= Karen Quinton =

Canadian musician

Karen Quinton is a Toronto-based Canadian pianist, organist, harpsichordist and music educator. She has performed as a soloist with many symphony orchestras in Canada, including the Toronto Symphony Orchestra and the Hamilton Philharmonic Orchestra. She has given recital tours throughout North America and Europe and has made numerous appearances on CBC Radio and CBC Television. Ms. Quinton was the head of the Keyboard Department at The Royal Conservatory of Music from 2000 to 2006 and is the organist at Centennial Japanese United Church in Toronto.
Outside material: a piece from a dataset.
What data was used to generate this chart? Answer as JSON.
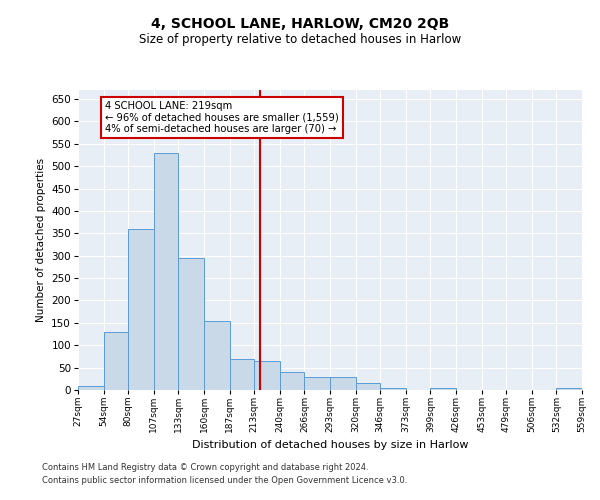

Quinton studied privately with Andreas Barban and earned the Trinity College Performers' Associate Diploma before entering the McGill University Faculty of Music, where she obtained a Bachelor of Music in piano performance and a post-graduate Concert Diploma. Concurrently she studied at the Conservatoire de musique du Québec à Montréal also with Lubka Kolessa, where she earned a Concours de Piano and a Concours de Dictée Musicale, both with highest distinction.
After winning the Prix d'Europe in 1972, Karen Quinton pursued graduate piano studies with Tatiana Nikolayeva at the Moscow Conservatory from 1973 to 1975, and in London England with Katharina Wolpe, 1979- 81. She also spent one summer studying at the Salzburg Mozarteum. She was one of the founding faculty members of the School of Music at Memorial University.